Obwohl das Manuskript I 189 in der Niedersächsischen Landesbibliothek in Hannover hinsichtlich des Umfanges (80 Seiten) und des Formates (150 x 206 mm) zu den kleinen Codices gehört, stellt es doch ein einzigartiges Zeugnis der frühmittelalterlichen Buchkunst dar. In ihm begegnen wir zum ersten Mal dem Typus des „libellus“, eines „kleinen Buches“, das dem Leben eines, in diesem Ausnahmefall zweier Heiliger gewidmet ist. Die Anfertigung solcher Handschriften einer Heiligenvita steht in engem Zusammenhang mit dem Reliquienkult, der im 10. Jh. einen Höhepunkt erlebte und nicht nur auf Kirche und Kunst, sondern auch auf Politik und Wirtschaft Einfluss nahm. Jede Kirche musste eine Reliquie besitzen. Zusätzlich wollte man aber auch Näheres über das Leben der Heiligen erfahren, von denen man die Asche, Gebeine oder persönlichen Gegenstände bewahrte. So entstanden Handschriften mit den legendenhaft ausgestalteten Biographien der Verehrten. Die Schlußgebete zeugen davon, dass den Codices die gleiche Kraft wie den Reliquien selbst zugemessen wurde.

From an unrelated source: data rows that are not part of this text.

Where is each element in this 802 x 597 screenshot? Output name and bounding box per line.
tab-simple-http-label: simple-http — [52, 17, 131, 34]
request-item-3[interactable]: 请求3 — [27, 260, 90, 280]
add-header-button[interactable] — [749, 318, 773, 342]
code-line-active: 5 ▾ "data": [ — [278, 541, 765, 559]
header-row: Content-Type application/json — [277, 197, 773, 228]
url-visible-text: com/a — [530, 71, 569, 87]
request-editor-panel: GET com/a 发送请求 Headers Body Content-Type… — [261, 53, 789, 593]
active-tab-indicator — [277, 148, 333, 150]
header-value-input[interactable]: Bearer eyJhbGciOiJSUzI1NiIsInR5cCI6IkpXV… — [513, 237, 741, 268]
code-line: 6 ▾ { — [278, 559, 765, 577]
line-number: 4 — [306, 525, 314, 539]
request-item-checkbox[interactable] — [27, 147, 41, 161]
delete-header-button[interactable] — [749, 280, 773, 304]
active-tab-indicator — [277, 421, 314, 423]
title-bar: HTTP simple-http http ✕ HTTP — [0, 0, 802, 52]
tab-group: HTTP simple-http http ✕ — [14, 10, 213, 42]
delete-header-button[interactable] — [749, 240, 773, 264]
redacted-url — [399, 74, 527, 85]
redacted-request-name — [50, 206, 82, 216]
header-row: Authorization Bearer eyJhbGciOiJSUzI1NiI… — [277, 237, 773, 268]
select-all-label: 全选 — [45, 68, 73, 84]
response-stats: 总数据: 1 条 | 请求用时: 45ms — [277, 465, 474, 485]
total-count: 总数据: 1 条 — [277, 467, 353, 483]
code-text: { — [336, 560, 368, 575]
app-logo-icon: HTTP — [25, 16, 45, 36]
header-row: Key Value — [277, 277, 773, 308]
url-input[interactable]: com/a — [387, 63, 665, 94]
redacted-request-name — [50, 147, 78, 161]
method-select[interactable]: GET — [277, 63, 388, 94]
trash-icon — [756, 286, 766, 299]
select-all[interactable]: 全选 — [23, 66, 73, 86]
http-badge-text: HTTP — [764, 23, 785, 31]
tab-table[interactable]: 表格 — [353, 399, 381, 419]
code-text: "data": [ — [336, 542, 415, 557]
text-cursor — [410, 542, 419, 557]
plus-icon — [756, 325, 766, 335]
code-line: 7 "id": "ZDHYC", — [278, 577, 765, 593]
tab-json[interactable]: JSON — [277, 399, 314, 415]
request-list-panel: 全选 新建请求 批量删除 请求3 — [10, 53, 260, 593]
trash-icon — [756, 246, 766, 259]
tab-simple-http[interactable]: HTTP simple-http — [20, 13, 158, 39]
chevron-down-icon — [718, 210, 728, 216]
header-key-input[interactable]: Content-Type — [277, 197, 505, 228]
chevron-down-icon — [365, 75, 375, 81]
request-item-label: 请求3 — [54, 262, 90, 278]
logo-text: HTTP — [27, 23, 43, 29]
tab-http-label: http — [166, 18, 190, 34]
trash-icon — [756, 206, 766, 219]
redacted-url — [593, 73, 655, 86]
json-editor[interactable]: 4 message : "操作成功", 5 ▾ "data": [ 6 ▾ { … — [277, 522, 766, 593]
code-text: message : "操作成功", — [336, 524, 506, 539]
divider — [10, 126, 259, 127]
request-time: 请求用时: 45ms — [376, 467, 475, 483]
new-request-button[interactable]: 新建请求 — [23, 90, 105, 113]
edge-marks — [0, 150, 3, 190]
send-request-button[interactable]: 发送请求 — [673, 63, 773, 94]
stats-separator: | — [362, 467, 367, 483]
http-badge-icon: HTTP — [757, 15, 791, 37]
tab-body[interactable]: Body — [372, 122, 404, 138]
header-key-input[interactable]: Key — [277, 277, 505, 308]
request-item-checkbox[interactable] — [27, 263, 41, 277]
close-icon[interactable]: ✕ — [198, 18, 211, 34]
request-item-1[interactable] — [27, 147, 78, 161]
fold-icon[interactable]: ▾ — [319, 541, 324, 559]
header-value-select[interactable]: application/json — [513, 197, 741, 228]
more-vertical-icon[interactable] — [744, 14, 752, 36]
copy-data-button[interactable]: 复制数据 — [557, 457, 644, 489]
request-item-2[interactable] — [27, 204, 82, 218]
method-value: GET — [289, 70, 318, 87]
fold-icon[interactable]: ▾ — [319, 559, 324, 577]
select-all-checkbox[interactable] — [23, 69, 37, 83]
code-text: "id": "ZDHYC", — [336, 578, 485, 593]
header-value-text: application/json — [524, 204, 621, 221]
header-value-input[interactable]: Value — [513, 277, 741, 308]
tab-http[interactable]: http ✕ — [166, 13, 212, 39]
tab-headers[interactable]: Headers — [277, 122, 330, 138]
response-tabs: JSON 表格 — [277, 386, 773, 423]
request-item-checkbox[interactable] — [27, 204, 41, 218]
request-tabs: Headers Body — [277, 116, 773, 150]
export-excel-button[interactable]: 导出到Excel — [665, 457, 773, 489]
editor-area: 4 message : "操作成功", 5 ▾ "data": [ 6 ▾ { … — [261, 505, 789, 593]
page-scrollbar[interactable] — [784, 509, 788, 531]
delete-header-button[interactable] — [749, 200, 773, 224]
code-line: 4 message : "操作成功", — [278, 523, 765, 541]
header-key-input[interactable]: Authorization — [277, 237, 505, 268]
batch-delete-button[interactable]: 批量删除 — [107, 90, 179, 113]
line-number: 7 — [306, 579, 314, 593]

Es sind zwei Heilige, deren Leben und Sterben in der Handschrift in Hannover in einer exakt ausgeführten karolingischen Minuskelschrift erzählt und durch zahlreiche Miniaturen illustriert wird.
Der hl. Kilian, ein irischer Bischof, hatte mit seinen Gefährten das Frankenreich missioniert. Um 680 wirkte er in Würzburg, wo er die Herrschenden mit der Sittenlehre und dem Kirchenrecht konfrontierte und damit sein Martyrium besiegelte.
Auch die hl. Margarete starb den Märtyrertod. Sie gehört zu den im Morgen- wie im Abendland am meisten verehrten Heiligen. Der Legende nach stammte sie aus Antiochia und lebte zur Zeit der größten Christenverfolgung, unter dem römischen Kaiser Diokletian (Anfang 4. Jh.). Nach ihrer Weigerung, ihrem Glauben abzuschwören, wurde sie gefoltert und schließlich enthauptet.
Sowohl die Kilians-Vita als auch die der Margarete werden an den wichtigsten Stationen von anschaulich erzählenden Miniaturen begleitet. Die flächige Auffassung, die starke Konturierung und die ausdrucksvolle Gebärdensprache weisen die Figuren in die Tradition der spätantiken Bildformulare. Zwei prächtig ausgestaltete Initialseiten stehen am Beginn der Viten. Ein breites, goldenes, eng geschlungenes Flechtband bildet die Rahmen der Anfangsworte der Passionen. In gleicher Weise gerahmt erscheint das Titelblatt zur Vita Sanctae Margaretae. Im zweigeteilten Bildfeld wird im oberen Bereich die Krönung der hl. Margarete, im unteren Teil ein Schreiber bei seiner Arbeit dargestellt.
Die Gesamtausstattung ist so qualitätvoll und aufwendig, dass der Codex im Auftrag des ottonischen Königshofes – möglicherweise sogar für den berühmten Essener Münsterschatz – angefertigt worden sein dürfte. Als Entstehungsort wird mit Fulda eines der führenden Skriptorien jener Zeit genannt. Dort hatte man in Stil und Ornamentik die spätkarolingischen Formen weitergeführt und ab 972 (Eheschließung Ottos II. mit Theophanu) in der Verbindung mit Elementen der mittelbyzantinischen Renaissance den Höhepunkt der Leistungen erreicht. In dieser Periode entstand um 975 die „Passio Kiliani et Margaretae“, eines der eindruckvollsten Zeugnisse der ottonischen Buchkunst.